Posted by Scott On May 23rd

treat your celebrity talent like a vip-fundraising auctioneer

At many local fundraisers you’ll see local TV news anchors and reporters assisting the charity – by not only promoting the event on air – but by participating in the actual event itself. Since they are easily recognizable personalities their presence automatically increases the significance of the event in the minds of the other guests in attendance.

That’s why I have two basic rules when it comes to local TV personalities who volunteer their time to join you at your worthy cause.  1) Treat them like a VIP. 2) Make it as easy for them as possible.

Since many fundraising events start in the early evening hours – and the news anchor or reporter will be arriving late due to the fact they just got done with their early evening newscast – have a reserved parking space for them as close to the venue entrance as possible. An orange cone is always an easy target for them to spot and it reserves the parking space.


Keep in mind – if you don’t have a reserved parking space for them they end up parking in the last spot in the lot because they’ll probably be the last to arrive.  They’ll also have to walk the furthest once the event is over. So keep them close – even if you do offer valet parking.

Here are several more helpful hints on how to treat your local celebrities.
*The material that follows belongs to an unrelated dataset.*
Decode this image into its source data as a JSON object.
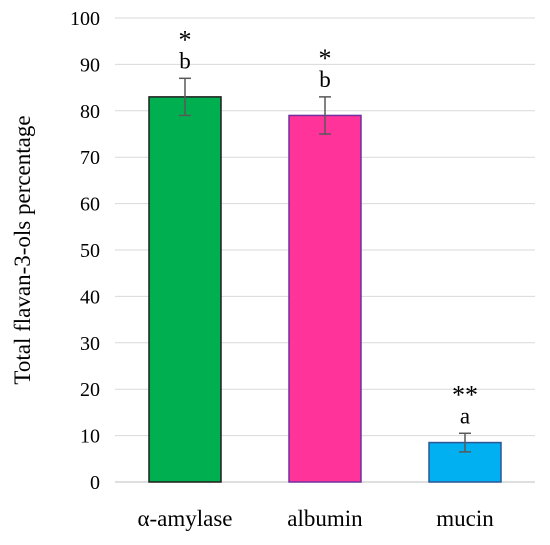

Make sure they receive an auction catalog ahead of the event.  This will give them time to study it at their leisure.

Upon their arrival they should be greeted by a charity representative and handed a 3-ring binder with the auction items, notes and timeline clearly spelled out – with their portion highlighted.

And don’t forget to give them a pen to write with or a bottle of water to refresh them.

The celebrity should be escorted to his or her table – preferable as close to the stage as possible.

Time is a precious commodity for everyone. Typically when a celebrity is donating their time, a 2-3 hour commitment is the expectation on their part. If their presence is needed for a longer period of time, this should be discussed in advance.

And finally, present them with a gift card at the end of the event. Remember, not only are they donating their time and talent, but they do have expenses such as travel, hiring a babysitter and buying new clothes – to name just a few.

So treat your local VIPs like the celebrities they are.  Their presence will boost your exposure and make your guests feel they are hobnobbing with TV stars.